Deemed too costly and complex to renovate, the fire damaged and derelict Astley Castle.
That was before its triumphant rebirth in 2012. Formerly owned by three English queens, Astley Castle gained a new crown in 2013 by winning the RIBA Stirling prize. A JCT Intermediate Building Contract with contractor’s design was the contract solution at the centre of this ancient showcase.
Located in North Warwickshire, Astley Castle started its life in the 12th Century as a fortified manor house. In 1420, Sir William Astley died, leaving the estate to his daughter, who married Reginald Grey, 3rd Baron Grey de Ruthyn. It is the Grey family ownership of the castle in the 15th and 16th Centuries, which was responsible for the most important historical elements – both in terms of the surviving architecture today and the castle’s role in national events during this time.
Elizabeth Woodville, after the death of her husband Sir John Grey, would eventually become Edward IV’s Queen in 1464. Her daughter, Elizabeth of York, became Queen in 1486 following her marriage to Henry VII. Frances Brandon, granddaughter of Elizabeth of York, married Henry Grey, Duke of Suffolk and their daughter, Lady Jane Grey was proclaimed Queen in 1553, reigning for just 9 days. She, her husband and her father were executed in 1554.
With the family in disgrace, the castle fell into decline. In 1600, it was bought by Sir Edward WarwickshireChamberlain who continued to carry out many alterations to the fabric. During the English Civil War, Astley Castle functioned as a Parliamentary stronghold.
In the 19th Century, Astley Castle was turned into a country house and was granted Grade II* listed status in 1951. Whilst operating as a hotel in 1978 it was badly damaged by a fire, with only a rectangular range of ruined two-storey buildings with an embattled parapet remaining. The below ground site and curtain walls have been a registered scheduled ancient monument since 1994.
It was during this time that Astley Castle came to the attention of the Landmark Trust, who took a 99 year lease from the Arbury Estate, who owns the castle. Unable to find a workable solution at the time due to the extent of the fire damage, Landmark returned to the project in the year of their 40th anniversary by running an architectural competition to establish a 21st Century landmark designed to provide new living accommodation within the fabric of the ancient structure:
“We aimed for the best modern architecture, unashamedly but sympathetically stitched into ancient fabric, today’s craftsmen and women linking hands with their predecessors.”

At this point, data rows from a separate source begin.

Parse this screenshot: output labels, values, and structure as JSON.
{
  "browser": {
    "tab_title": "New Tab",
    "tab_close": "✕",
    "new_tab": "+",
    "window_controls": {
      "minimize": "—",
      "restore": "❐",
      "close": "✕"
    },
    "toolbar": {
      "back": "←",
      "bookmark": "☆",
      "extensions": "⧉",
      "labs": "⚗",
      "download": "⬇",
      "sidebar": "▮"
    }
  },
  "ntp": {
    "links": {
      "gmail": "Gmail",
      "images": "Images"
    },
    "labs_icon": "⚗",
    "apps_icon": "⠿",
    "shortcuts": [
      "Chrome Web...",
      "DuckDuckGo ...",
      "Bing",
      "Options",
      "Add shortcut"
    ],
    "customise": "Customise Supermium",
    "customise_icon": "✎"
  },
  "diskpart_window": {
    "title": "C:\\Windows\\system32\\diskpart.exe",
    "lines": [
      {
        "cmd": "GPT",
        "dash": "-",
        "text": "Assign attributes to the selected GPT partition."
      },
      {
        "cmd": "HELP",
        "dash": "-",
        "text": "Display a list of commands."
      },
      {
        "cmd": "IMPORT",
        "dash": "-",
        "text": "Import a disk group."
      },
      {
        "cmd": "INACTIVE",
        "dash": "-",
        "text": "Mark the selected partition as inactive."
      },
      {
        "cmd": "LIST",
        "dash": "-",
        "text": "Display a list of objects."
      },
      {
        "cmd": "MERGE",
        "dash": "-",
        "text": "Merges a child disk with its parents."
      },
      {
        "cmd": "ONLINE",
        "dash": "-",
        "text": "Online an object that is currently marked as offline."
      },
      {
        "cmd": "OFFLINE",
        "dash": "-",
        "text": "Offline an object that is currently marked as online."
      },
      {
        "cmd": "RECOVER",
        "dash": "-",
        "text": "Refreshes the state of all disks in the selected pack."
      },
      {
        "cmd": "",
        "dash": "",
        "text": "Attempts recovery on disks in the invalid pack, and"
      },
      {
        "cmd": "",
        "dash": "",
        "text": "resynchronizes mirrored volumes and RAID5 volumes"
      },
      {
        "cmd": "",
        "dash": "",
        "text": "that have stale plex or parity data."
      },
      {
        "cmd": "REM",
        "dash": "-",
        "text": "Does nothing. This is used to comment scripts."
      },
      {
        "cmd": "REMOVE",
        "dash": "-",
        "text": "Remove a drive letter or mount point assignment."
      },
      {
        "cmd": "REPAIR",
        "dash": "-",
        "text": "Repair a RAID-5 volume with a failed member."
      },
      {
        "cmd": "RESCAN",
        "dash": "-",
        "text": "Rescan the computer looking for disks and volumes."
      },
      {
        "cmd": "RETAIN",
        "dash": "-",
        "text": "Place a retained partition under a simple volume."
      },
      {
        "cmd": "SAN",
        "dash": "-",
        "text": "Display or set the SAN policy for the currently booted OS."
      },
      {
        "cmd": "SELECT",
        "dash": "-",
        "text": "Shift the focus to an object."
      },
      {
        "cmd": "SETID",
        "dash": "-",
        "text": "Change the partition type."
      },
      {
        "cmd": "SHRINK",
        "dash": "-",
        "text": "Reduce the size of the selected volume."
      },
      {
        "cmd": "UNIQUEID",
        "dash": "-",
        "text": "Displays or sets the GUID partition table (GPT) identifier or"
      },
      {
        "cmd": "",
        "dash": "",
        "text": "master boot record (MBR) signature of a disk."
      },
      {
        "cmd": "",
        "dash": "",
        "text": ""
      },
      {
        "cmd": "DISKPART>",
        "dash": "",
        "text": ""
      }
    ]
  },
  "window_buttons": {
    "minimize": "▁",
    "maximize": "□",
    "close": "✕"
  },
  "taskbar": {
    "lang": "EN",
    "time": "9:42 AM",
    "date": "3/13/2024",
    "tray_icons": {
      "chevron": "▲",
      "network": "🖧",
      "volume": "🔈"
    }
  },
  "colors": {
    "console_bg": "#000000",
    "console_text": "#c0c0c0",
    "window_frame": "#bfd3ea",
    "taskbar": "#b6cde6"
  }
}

With management by Landmark Trust and funding from Heritage Lottery, the building has undergone a significant change to celebrate the historic remains with an innovative scheme to provide contemporary holiday accommodation within the shell of the remaining castle.
British architects, Witherford Watson Mann, won the bid for the work with their unique concept of merging the new and old to allow them to work effectively together. The new building would be used to fortify and support the ancient structure, which presents a more subtle and integrated approach than the common juxtaposition of old and contemporary.
The design approach was explained as being ‘upside-down-inside-out’, by having the new house placed within the oldest part – the 14th Century core – and by having the living space situated on the first floor, to maximise the views of the surrounding landscape. The 15th and 17th Century works surrounding the core are kept as open courtyards. One of the courtyards now functions as an outdoor dining room, which whilst roofless, still contains the original large fireplace and the original window shutters, providing an evocative and theatrical space.
Strategy and detail have been inseparable in dealing with the integration of eight centuries’ worth of differing construction methods and materials. Indeed, the most compelling element to Astley Castle is the geological approach to the architecture, where old juxtaposes with new, building materials and design being handled sensitively so that the new is set alongside the old in a way that exposes and reveals the layers of material, culture and texture. Perhaps more impressive is the way that this also works in reverse. The new, skeletal, timber-framed staircase evokes an exposure of what the original may have been like.
Construction works took around 84 weeks and were carried out by main contractor, William Anelay. Contracting work involved joinery, brickwork, stonemasonry, roofing, pointing and leadwork. The new building element incorporates low carbon, contemporary materials, including an air source heat pump and green roof technology. The ground floor contains the holiday accommodation, including four double bedrooms, three bathrooms, staircase and a passenger lift to the first floor. The second floor incorporates a large open living space with panoramic views to three sides.
With such a clear understanding between client, architect and contractor as to the concept and undertaking of a project of this nature, the JCT Intermediate Building Contract with contractor’s design provides an equally complementary solution. Inevitably, design decisions in a project of this type must be able to be made on the ground and the Contractors’ Design element of the contract provides this flexibility. The clarity of the Intermediate Contract is also a benefit to parties on a project of complexity, where strategy and detail must be carefully arranged. The Intermediate Contract is particularly useful for fostering collaboration between the parties in setting out and following their strategy.
In the case of Astley Castle, this subtle management of detail, design, sensitive construction and innovation has not only provided a much-needed restoration to an ancient building, but triumphantly reveals and represents its history in a living, dynamic way.